SUPPLEMENT: June 19, 2011.
Project Counsel, a sister company of The Posse List, which is based in Europe and read by e-discovery contract reviewers and other lawyers and vendors world-wide, has picked up on the Murdoch scandal as an e-discovery related story and has begun reporting on it. They note that large teams of Murdoch lawyers from the U.S. and U.K. have begun review of ESI using a variety of document review software.
Rupert Murdoch began his testimony to Parliament today by saying: “This is the most humble day in my life.” A good start to what most conclude was a successful day of denying liability and fielding questions. But the highlight of the testimony came at the end when a comedian attempted a shaving-cream-pie-in-the-face attack of Rupert. It was thwarted by Murdoch’s wife, Wendi Deng. Pretty impressive performance by the entire family, but you have got to wonder about the Brits. They let a guy in the hearing with a shaving cream pie? Below is the video of the attempted pie attack. It is easy to see who you do not want to mess with in this family. Congrats to Wendy Deng Murdoch for fast action under pressure.
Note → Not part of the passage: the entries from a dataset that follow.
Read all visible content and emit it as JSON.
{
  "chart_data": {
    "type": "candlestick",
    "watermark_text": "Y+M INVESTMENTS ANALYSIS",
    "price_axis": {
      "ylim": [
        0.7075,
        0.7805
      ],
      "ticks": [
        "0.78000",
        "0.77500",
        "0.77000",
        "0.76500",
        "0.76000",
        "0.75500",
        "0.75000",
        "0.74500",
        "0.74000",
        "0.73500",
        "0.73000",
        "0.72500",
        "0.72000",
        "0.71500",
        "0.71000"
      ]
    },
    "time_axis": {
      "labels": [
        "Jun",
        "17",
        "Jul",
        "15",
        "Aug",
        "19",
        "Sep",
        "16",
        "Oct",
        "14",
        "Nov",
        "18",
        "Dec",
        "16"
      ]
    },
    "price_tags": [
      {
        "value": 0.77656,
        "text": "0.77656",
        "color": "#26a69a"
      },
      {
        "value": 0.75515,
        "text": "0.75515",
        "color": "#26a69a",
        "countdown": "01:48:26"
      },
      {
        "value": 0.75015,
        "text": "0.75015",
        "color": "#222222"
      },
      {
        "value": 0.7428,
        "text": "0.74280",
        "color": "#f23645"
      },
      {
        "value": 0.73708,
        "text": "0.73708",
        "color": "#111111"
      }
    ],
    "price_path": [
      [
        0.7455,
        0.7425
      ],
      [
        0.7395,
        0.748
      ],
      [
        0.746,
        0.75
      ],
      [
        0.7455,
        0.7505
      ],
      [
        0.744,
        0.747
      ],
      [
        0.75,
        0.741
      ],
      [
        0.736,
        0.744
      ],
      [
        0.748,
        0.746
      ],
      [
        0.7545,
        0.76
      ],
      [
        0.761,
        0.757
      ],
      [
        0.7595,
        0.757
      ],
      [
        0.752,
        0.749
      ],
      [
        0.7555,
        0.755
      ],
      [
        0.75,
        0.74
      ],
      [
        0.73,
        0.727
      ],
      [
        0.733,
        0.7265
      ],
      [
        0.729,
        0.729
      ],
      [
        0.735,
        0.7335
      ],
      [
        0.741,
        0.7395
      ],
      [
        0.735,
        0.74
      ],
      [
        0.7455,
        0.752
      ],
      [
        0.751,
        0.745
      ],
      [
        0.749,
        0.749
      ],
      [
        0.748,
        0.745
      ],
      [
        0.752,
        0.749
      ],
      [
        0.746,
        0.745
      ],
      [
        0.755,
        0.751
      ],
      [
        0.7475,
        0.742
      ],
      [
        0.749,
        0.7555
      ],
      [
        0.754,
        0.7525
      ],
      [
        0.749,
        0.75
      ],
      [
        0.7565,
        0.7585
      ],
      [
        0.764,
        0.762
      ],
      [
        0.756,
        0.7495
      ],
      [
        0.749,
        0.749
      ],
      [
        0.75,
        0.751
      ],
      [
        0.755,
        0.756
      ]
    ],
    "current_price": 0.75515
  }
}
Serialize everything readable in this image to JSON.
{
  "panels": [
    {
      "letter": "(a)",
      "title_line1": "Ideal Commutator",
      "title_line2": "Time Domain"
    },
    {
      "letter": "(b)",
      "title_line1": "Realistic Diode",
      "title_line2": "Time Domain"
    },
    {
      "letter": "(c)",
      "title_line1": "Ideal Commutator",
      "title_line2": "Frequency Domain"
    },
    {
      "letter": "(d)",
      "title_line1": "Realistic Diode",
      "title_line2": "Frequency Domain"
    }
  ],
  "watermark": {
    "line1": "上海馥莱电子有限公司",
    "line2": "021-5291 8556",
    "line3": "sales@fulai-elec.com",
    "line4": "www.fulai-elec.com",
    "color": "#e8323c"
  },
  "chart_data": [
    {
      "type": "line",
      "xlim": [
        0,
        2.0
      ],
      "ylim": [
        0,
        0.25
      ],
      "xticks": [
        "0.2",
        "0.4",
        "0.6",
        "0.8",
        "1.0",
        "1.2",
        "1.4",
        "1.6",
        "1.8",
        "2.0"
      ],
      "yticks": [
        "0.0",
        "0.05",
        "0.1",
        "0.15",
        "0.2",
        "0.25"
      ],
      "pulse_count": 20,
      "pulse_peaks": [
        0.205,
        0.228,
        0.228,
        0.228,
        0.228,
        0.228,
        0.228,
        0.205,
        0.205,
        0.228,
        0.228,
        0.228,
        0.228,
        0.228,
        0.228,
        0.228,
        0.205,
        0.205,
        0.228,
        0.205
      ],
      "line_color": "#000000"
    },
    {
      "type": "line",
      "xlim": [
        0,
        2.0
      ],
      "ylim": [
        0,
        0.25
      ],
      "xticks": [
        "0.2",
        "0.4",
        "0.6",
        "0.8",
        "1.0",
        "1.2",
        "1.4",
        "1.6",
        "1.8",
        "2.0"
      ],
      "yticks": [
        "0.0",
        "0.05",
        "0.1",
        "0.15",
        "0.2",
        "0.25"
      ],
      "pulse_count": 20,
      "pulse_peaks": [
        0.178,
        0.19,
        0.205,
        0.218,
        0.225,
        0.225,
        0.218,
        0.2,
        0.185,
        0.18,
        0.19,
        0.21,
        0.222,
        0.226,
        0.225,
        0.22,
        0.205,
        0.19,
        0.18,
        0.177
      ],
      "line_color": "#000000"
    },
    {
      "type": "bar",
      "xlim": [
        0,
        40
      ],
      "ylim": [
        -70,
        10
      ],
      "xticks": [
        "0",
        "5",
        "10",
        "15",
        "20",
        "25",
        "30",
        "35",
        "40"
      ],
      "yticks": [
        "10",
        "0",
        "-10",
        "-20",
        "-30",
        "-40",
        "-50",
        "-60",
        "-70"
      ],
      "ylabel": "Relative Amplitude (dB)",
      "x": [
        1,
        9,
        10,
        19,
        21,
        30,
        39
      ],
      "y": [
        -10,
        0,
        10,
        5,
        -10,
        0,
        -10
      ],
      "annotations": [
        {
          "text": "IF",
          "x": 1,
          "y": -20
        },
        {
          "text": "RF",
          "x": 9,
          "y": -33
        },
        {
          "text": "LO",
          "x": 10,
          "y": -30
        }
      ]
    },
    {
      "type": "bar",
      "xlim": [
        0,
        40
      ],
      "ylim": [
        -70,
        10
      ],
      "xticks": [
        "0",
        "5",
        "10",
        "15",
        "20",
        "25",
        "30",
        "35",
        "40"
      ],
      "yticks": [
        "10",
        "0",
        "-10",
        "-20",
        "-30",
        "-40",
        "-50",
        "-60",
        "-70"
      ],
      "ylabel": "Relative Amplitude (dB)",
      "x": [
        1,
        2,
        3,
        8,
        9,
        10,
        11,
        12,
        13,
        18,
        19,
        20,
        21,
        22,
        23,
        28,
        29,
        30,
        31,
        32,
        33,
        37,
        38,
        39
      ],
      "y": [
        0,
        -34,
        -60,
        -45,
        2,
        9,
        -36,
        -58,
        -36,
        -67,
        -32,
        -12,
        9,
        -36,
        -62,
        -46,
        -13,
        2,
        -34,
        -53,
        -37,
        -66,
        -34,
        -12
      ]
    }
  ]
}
The best summary that I read of the Murdochs’ testimony (which I did not see) was by Joe Peyronnin, an NYU Journalism Professor, in his article Murdoch Tastes Humble Pie. Here is an excerpt:
What was most remarkable was how little both men appeared to know. Rupert Murdoch seemed totally detached from the scandal. He appeared old, he’s 80, and was often slow to respond. At one point the chairman admitted, “I am not really in touch… News of the World, I lost sight because it is small.” His son politely offered answers to most of the questions. But the tone of their testimony was, “We don’t know how it happened; we are cooperating; and we will make sure it never happens again.”